As Phil Nunn, one of the three partners of Trinity, explains: "Strategic communications has become far too high end. Trinity is all about putting media right back at the centre of things."
Nunn, the former managing partner of Manning Gottlieb OMD, is joined in the venture by Amy Lennox, the former head of digital at OMD Group, and Simon Timlett, the former managing partner of Brand Connection, and, before that, a director at Optimedia.
Timlett and Nunn had been discussing the idea of a start-up as far back as five years ago, but the launch of Trinity has been under serious discussion for around nine months. Now, with Nunn and Lennox's notice period from OMD having come to a close, the doors have officially opened.
Nunn is the large vibrant one, with a background in direct and digital planning and an infectious enthusiasm for what he does. Lennox is more of a pure planner by background, but made a move into digital, eventually running OMD's digital operation, while Timlett has more of a background in media brand planning and he comes across as a thoughtful, almost brooding operator.
Trinity has had a better run-up to launch than expected. It has gained both financial backing and a client list (it was prepared to open its doors without clients). The direct agency Kitcatt Nohr Alexander Shaw has made a minority investment in Trinity. The new agency is based in the offices of Miles Calcraft Briginshaw Duffy, but MCBD holds no financial interest in Trinity. Trinity says the Kitcatt Nohr deal will offer "freedom, but backbone for us".
Explaining the decision to invest, Kitcatt Nohr's managing partner Marc Nohr says: "Talent like this doesn't come around very often, and we recognised the Trinity proposition was very timely." Nohr, along with his colleague Jeremy Shaw, will join the board of Trinity.
So what will make Trinity tick? All the founders say they are passionate about linking digital, brand and direct rather than putting them in silos, as they claim most big media agencies do. Data will sit at the centre of the operation, and Trinity has an agreement with the data specialist Huw Davis Partnership to deliver the numbers.
Its approach, Lennox says, is genuinely different: "It will change the way we work with clients. For instance, we'll be able to work on forecasting with retailers on how rain could affect their business, which media planners don't really do at the moment. We'll be involved with things that will impact on clients' media performance."
Although the start-up will not handle execution of media buying, Timlett says: "Media buying will be right in the middle of it, we won't just be looking at channel choices, but producing workable media schedules with the media buying points. We want to build a spirit of partnership with buying agencies in order to create optimisation within channels."
Nunn concludes: "There is a gap for unifying everything, clients are terrified by the costs of silos. It's the market's time, and hopefully we can capitalise on that. Agencies get it, and we're just here to work alongside people to get things working properly."
The aim of Trinity is to evolve the process of media planners developing a strategy before going to the digital team and asking them to bolt on a relevant bit of digital.
Most people seem to think that Trinity has got what it takes to make a go of its business. Nick Manning, the former chief executive of OMD Group, knows both Nunn and Lennox well. He says of them: "Phil and Amy are great operators, and both are excellent at client service. They really do care about a client's business, almost to the extreme that they get so involved with clients, they have to be careful of not being focused enough on their own business. But I do think that they'll succeed because of their character."

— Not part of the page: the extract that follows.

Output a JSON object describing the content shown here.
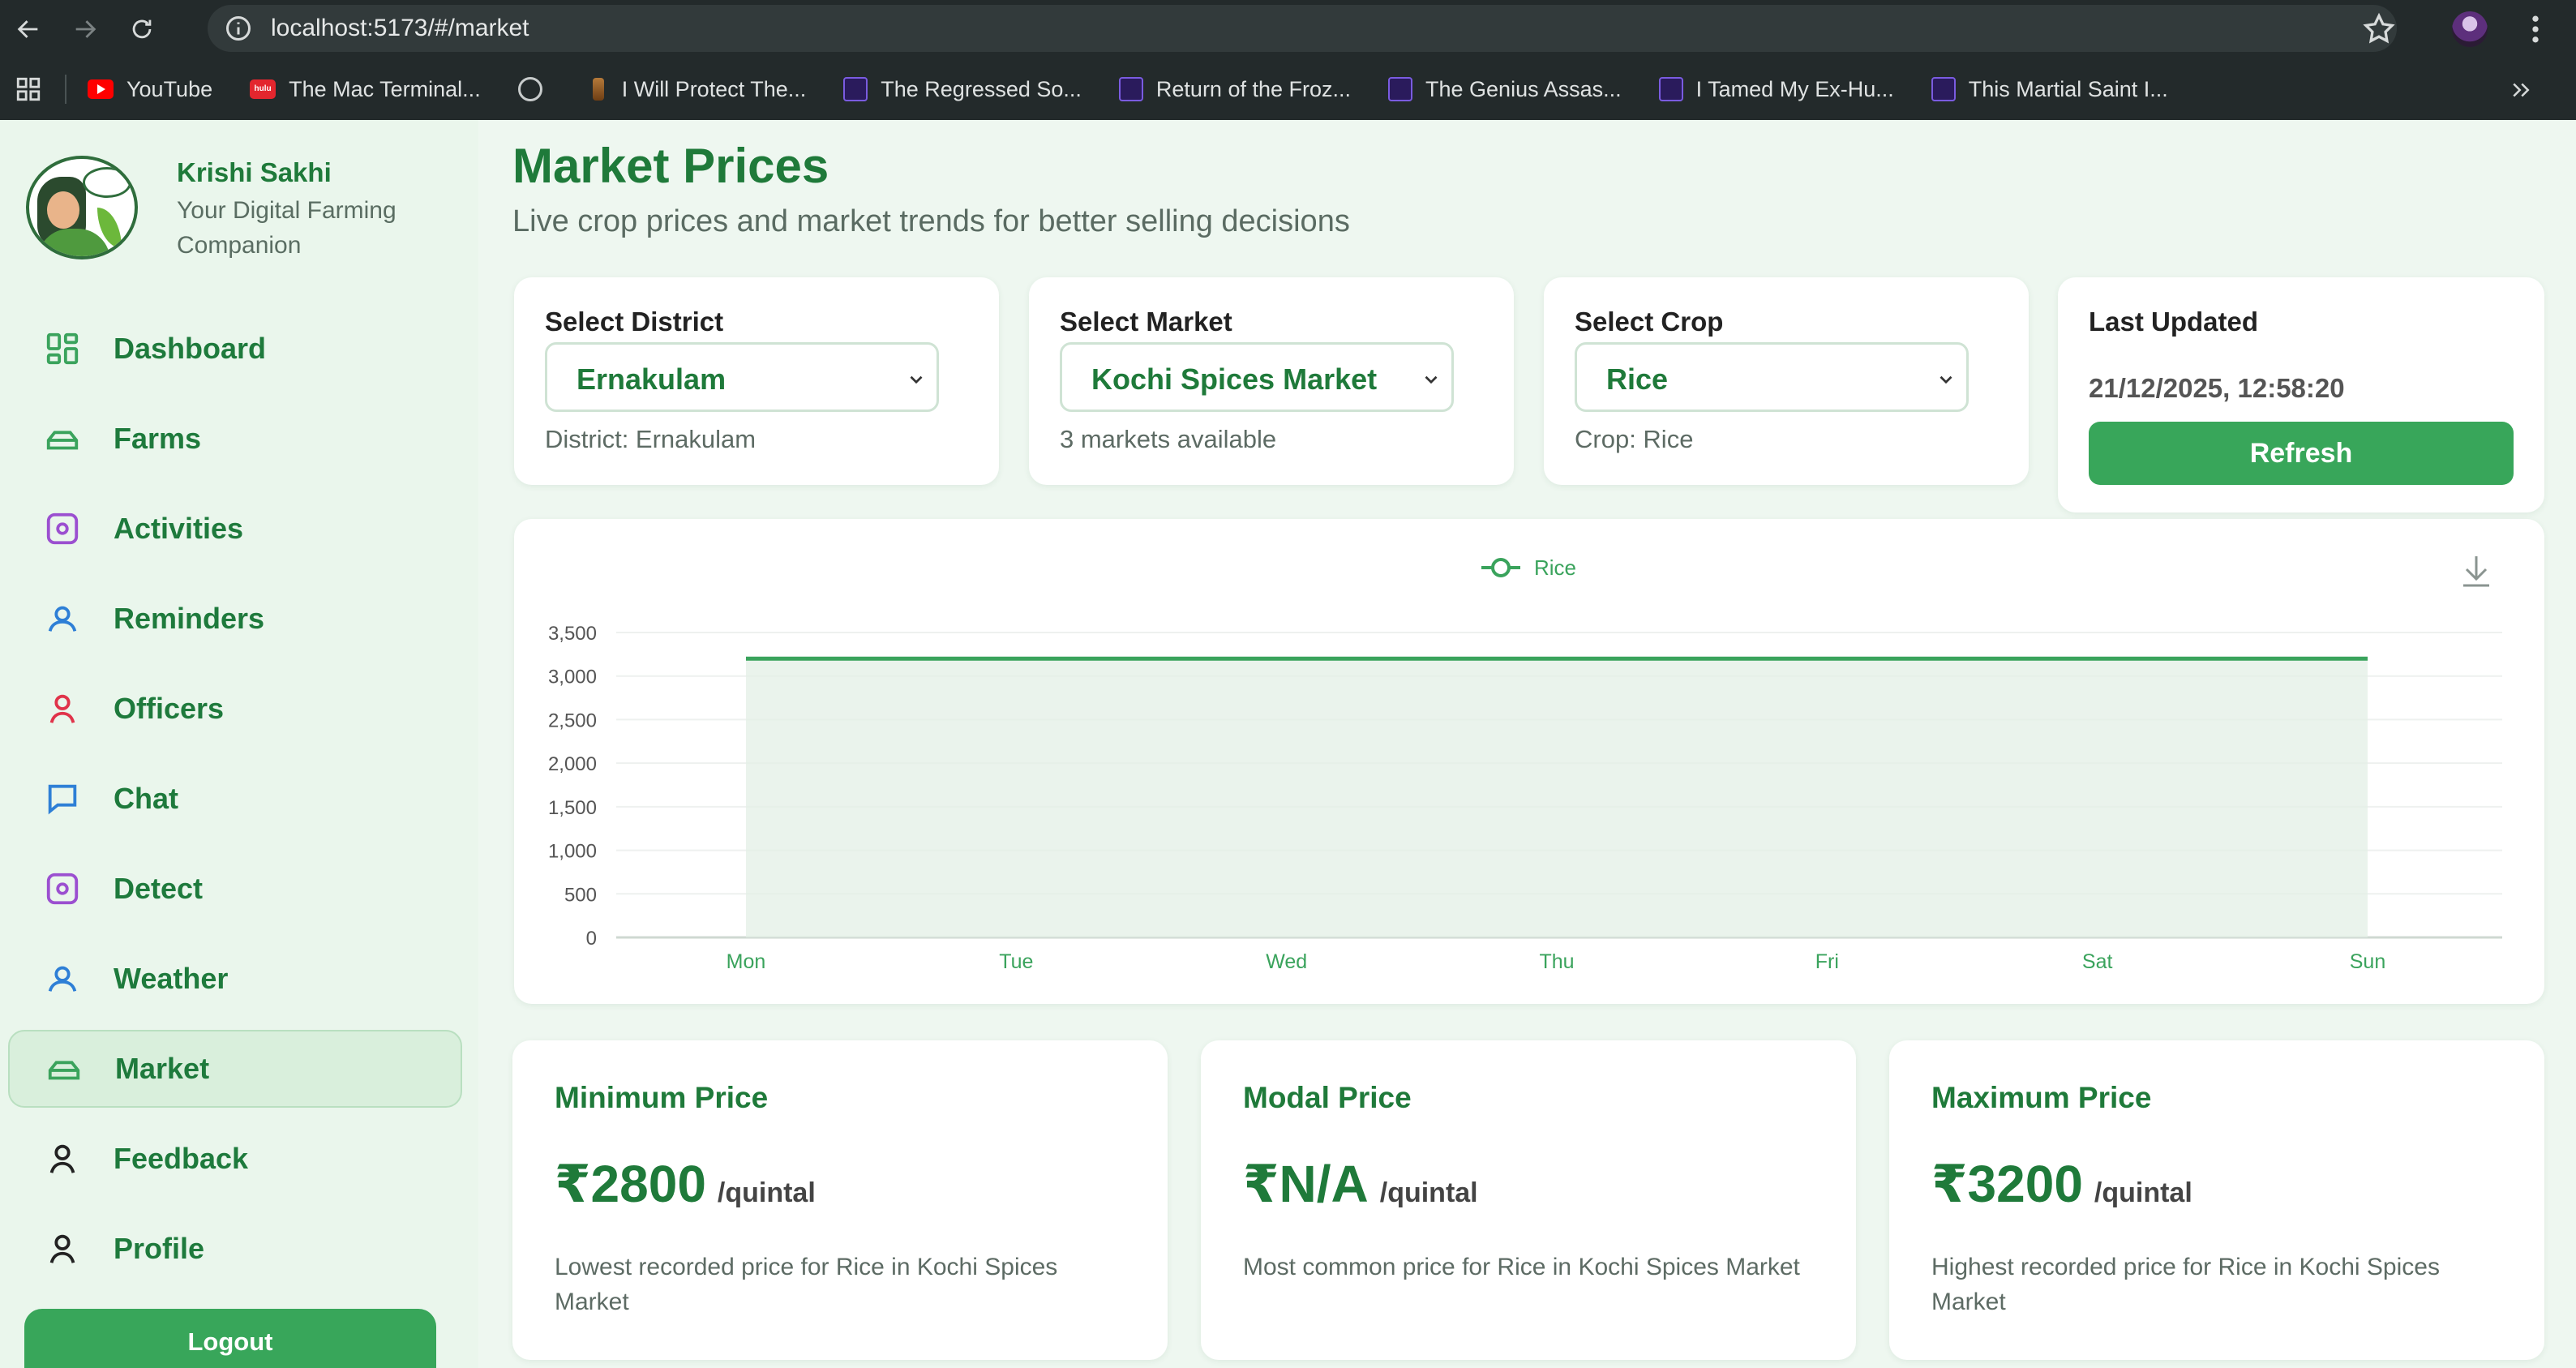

Simon Mathews, the founder of Rise Communications, worked with Nunn and Timlett during his time as the managing director of Optimedia. He says: "Phil and Simon are suited as a team. Phil is outgoing and very client focused. He has always concentrated on direct and digital channels. Simon is equally smart, but thinks much more before he talks. He's thoughtful, and if you put Phil's vibrancy and Simon's rock solidity together, it makes for a good combination. Whether or not they are cut out to be entrepreneurs - to a degree you can never tell, but they want to do it. As long as they are committed, they have the talent to win through."
The agency is launching with three clients - New Look, the clothing retailer, Spin Media (which has developed the Slingbox system, which transmits TV signals to laptops and other computers without a wire) and the shirt-maker Charles Tyrwhitt. Granted, these are small fry compared with some of the brands the three have worked on previously (HP, SC Johnson, Sony PlayStation and Virgin Money), but they still represent a solid start.

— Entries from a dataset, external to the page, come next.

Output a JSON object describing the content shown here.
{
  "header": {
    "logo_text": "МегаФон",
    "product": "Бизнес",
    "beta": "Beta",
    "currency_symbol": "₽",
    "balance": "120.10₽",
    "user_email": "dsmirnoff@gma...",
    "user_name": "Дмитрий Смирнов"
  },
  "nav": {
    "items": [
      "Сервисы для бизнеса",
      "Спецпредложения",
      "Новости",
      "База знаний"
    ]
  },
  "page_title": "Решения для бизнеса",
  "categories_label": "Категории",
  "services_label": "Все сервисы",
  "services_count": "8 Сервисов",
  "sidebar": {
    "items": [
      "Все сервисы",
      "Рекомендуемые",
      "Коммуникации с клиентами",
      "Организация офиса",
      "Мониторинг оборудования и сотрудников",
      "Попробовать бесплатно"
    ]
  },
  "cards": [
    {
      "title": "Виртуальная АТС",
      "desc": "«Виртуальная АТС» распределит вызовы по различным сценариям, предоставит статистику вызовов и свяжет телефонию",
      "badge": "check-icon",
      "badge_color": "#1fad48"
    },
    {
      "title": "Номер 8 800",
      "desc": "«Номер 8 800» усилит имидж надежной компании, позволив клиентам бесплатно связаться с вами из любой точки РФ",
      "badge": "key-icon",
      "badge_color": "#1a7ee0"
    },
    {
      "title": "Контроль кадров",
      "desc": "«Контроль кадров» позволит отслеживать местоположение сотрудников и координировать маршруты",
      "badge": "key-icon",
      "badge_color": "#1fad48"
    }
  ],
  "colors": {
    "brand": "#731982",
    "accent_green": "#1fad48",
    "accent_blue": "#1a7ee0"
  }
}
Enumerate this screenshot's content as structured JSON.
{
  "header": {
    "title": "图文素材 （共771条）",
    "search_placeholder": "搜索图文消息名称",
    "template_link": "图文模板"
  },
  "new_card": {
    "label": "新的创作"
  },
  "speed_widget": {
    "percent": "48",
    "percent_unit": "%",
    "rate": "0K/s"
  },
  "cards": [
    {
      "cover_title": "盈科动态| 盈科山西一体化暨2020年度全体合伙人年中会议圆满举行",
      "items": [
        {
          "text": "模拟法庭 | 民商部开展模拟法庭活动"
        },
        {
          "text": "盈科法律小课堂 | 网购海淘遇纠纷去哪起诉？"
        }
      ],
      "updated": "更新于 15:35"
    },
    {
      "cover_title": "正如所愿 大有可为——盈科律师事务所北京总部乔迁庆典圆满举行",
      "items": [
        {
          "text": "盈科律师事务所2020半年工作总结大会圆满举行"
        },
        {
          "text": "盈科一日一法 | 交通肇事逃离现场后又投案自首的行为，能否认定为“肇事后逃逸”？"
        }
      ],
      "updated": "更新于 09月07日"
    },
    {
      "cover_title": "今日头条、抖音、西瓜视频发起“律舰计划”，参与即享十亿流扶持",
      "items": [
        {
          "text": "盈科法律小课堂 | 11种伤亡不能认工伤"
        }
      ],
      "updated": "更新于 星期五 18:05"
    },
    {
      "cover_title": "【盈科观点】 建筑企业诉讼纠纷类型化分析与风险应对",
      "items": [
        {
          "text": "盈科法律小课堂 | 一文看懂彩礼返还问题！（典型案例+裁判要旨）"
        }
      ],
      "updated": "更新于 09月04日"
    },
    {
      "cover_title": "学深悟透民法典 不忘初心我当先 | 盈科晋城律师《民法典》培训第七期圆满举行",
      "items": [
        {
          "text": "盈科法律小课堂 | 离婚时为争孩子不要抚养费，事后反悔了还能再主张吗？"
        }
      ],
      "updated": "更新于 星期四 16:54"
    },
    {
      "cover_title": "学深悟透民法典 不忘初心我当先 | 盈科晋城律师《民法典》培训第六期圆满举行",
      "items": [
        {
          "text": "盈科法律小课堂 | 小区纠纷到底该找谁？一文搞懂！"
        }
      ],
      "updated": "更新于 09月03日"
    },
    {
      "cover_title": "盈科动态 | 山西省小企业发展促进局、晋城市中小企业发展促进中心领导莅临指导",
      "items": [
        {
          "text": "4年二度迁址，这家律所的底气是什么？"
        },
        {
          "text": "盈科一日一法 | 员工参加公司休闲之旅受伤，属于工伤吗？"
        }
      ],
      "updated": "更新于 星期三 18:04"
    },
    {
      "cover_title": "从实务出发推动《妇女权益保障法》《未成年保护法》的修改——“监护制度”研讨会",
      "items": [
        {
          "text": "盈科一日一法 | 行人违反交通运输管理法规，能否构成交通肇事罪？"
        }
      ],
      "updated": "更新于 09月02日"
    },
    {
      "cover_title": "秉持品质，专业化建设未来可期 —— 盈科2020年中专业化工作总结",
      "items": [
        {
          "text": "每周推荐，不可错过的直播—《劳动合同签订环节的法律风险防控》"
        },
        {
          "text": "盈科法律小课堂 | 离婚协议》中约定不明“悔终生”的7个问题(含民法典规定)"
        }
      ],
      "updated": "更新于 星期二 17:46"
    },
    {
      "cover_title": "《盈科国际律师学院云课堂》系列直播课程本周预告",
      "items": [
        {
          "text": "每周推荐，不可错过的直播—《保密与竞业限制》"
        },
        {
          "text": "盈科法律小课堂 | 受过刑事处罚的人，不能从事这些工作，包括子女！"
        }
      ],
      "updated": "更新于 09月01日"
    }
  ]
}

If there is any criticism that can be levelled at Trinity's intentions, it resolves around the execution issue. Some observers feel that digital buying would help it to win more business because clients would buy into the "all under one roof" positioning.

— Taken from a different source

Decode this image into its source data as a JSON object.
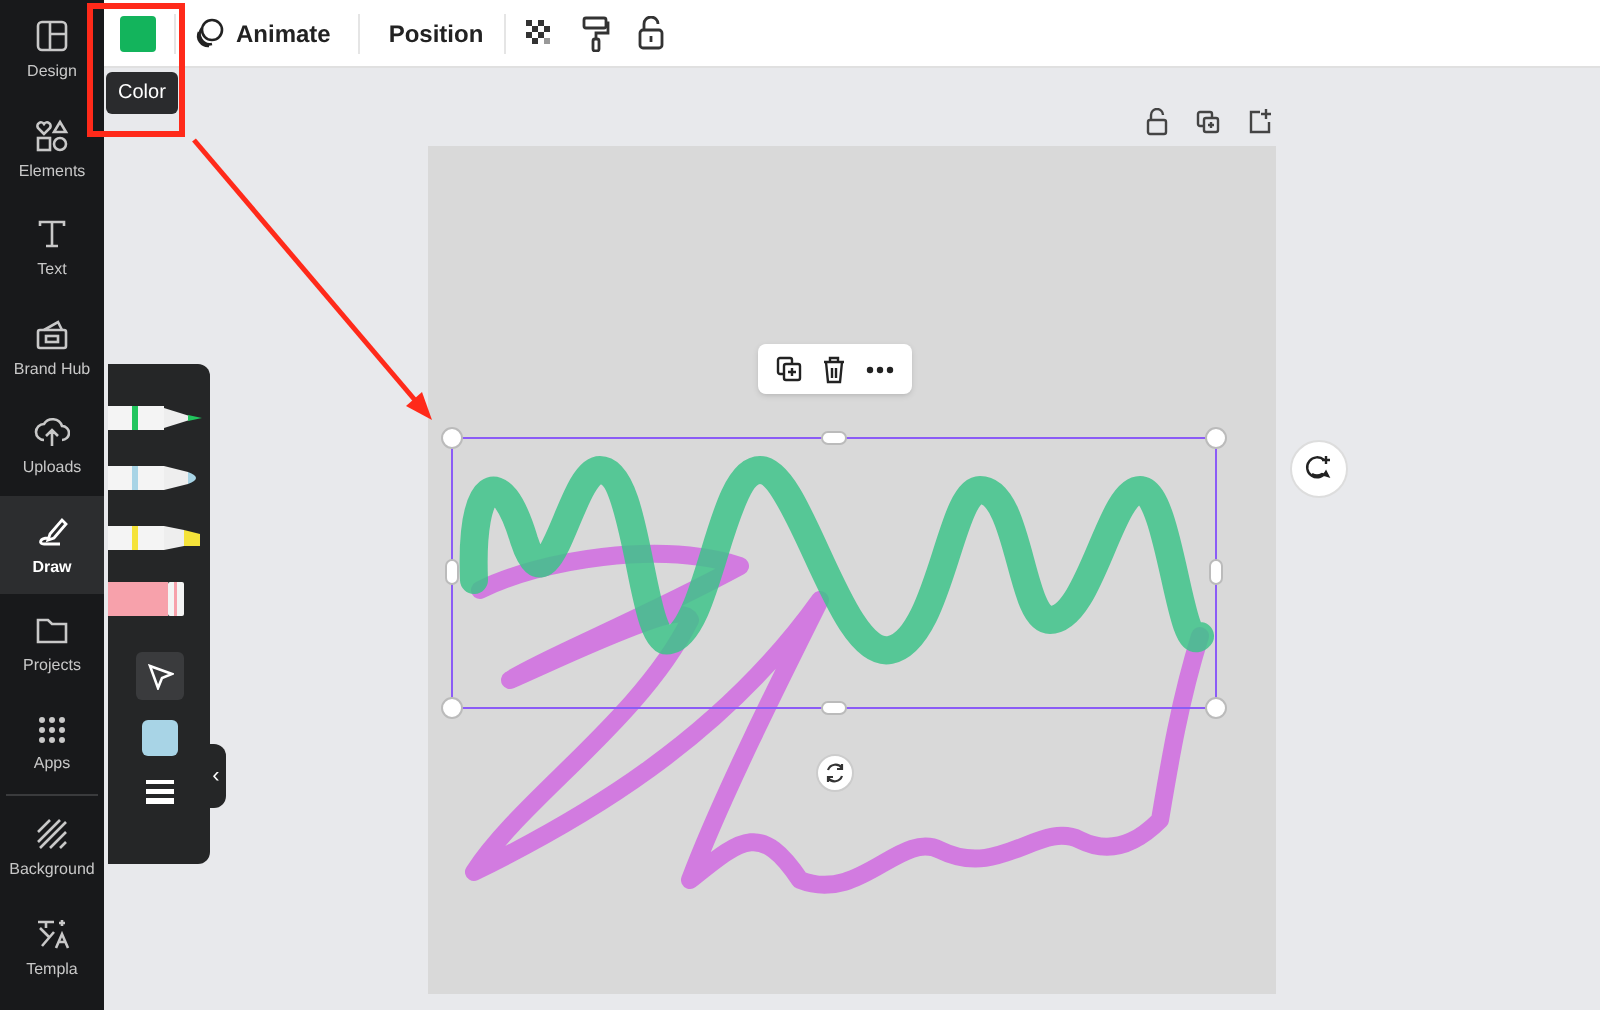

However, Timlett says: "The networks are already very good at doing it, they have the resources, the scale, and they have built up their structures to suit buying. We see the Trinity opportunity not in buying the execution, but rather in unified planning and working alongside the buying agencies to deliver the best to clients."
Sounds good in theory, but now the Trinity founders have to live up to their aims and ambitions.